Nel caso del P. Stanisław P., il procedimento penale è stato archiviato per prescrizione, sebbene in precedenza sia stato espulso dallo stato clericale dopo il processo canonico. Per quanto riguarda Tomasz K., la procura ha preparato le accuse, ma non sono state formalizzate a causa delle delicate condizioni di salute del sacerdote.
La difesa: “un processo senza precedenti” e un “capro espiatorio”
Secondo quanto dettagliato dall’agenzia cattolica polacca Katolicka Agencja Informacyjna, la prima udienza davanti al Tribunale Distrettuale di Tarnów è durata circa un’ora. Mons. Jeż non si è dichiarato colpevole.
Il suo avvocato, Zbigniew Ćwiąkalski —ex ministro della Giustizia— ha qualificato il processo come “senza precedenti” in Polonia e ha sostenuto che il vescovo è stato trasformato in un “capro espiatorio”. Ha sottolineato che non gli si contesta di aver nascosto reati, ma di aver informato troppo tardi.
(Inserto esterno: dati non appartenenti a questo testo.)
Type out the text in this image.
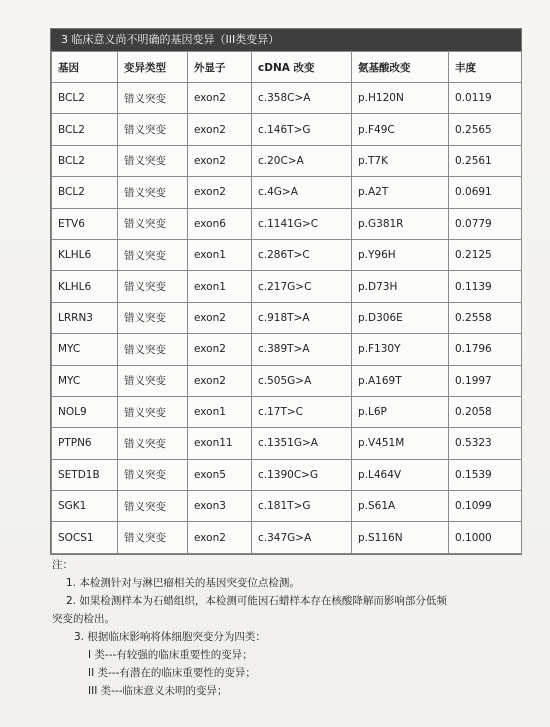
3 临床意义尚不明确的基因变异（III类变异）
基因	变异类型	外显子	cDNA 改变	氨基酸改变	丰度
BCL2	错义突变	exon2	c.358C>A	p.H120N	0.0119
BCL2	错义突变	exon2	c.146T>G	p.F49C	0.2565
BCL2	错义突变	exon2	c.20C>A	p.T7K	0.2561
BCL2	错义突变	exon2	c.4G>A	p.A2T	0.0691
ETV6	错义突变	exon6	c.1141G>C	p.G381R	0.0779
KLHL6	错义突变	exon1	c.286T>C	p.Y96H	0.2125
KLHL6	错义突变	exon1	c.217G>C	p.D73H	0.1139
LRRN3	错义突变	exon2	c.918T>A	p.D306E	0.2558
MYC	错义突变	exon2	c.389T>A	p.F130Y	0.1796
MYC	错义突变	exon2	c.505G>A	p.A169T	0.1997
NOL9	错义突变	exon1	c.17T>C	p.L6P	0.2058
PTPN6	错义突变	exon11	c.1351G>A	p.V451M	0.5323
SETD1B	错义突变	exon5	c.1390C>G	p.L464V	0.1539
SGK1	错义突变	exon3	c.181T>G	p.S61A	0.1099
SOCS1	错义突变	exon2	c.347G>A	p.S116N	0.1000

注：

1. 本检测针对与淋巴瘤相关的基因突变位点检测。

2. 如果检测样本为石蜡组织，本检测可能因石蜡样本存在核酸降解而影响部分低频

突变的检出。

3. 根据临床影响将体细胞突变分为四类：

I 类---有较强的临床重要性的变异；

II 类---有潜在的临床重要性的变异；

III 类---临床意义未明的变异；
La difesa sostiene che il vescovo, oltre a essere soggetto al diritto civile, è vincolato al diritto canonico, che richiede di rimettere il caso alla Santa Sede e di ottenere determinate autorizzazioni prima di avviare un procedimento penale-amministrativo ecclesiastico. Secondo questa tesi, l’“immediatità” richiesta dalla legge penale richiede di disporre previamente di una conoscenza affidabile dei fatti, conoscenza che —secondo la difesa— si ottiene dopo il processo canonico preliminare.
All’inizio della sua dichiarazione, il vescovo ha condannato con fermezza i reati sessuali, specialmente quando avvengono nell’ambito ecclesiale. Ha ricordato inoltre che nel 2015 ha nominato un delegato diocesano con autonomia per ricevere e indagare sulle denunce di abusi.
Lo stesso vescovo ha dichiarato davanti al tribunale che inizialmente ignorava i casi e che, una volta ne ha avuto notizia, li ha rimessi a Roma e successivamente ha informato le autorità civili nell’agosto del 2020. Inoltre, ha affermato che, paradossalmente, il fatto di aver denunciato ha finito per condurre al processo giudiziario contro di lui: “Se non avessimo effettuato quelle notifiche, non esisterebbe questo processo”, ha sostanzialmente indicato.
Accesso agli atti e cronologia dei fatti
Durante la sua comparizione, Mons. Jeż ha spiegato questioni relative all’accesso agli atti personali dei sacerdoti, la delega di competenze ai responsabili diocesani e la cronologia degli eventi nella gestione dei casi.
La difesa ha anche indicato che, in molti casi, il vescovo non è il primo a conoscere i fatti, poiché questi possono essere inizialmente occultati da terzi, e che non esiste alcuna accusa di tentativo di insabbiamento o distruzione di prove.
La prossima udienza, in cui si ascolteranno i testimoni, è fissata per il 2 marzo e l’ultima sessione è prevista per il 15 aprile.
Condanna chiara degli abusi e contesto nazionale
Il processo si svolge in un contesto di crescente sensibilità pubblica in Polonia. Secondo il rapporto pubblicato nel 2019 dalla Conferenza Episcopale polacca, tra il 1990 e il 2018 sono state registrate 382 denunce di abusi su minori nell’ambito ecclesiale, di cui 198 riguardavano minori di 15 anni.
È importante sottolineare che il processo contro Mons. Jeż, in questo momento, non sta giudicando i reati commessi dai sacerdoti —alcuni già prescritti— ma l’eventuale responsabilità penale dell’ordinario diocesano per la gestione delle informazioni e i tempi di comunicazione alla procura.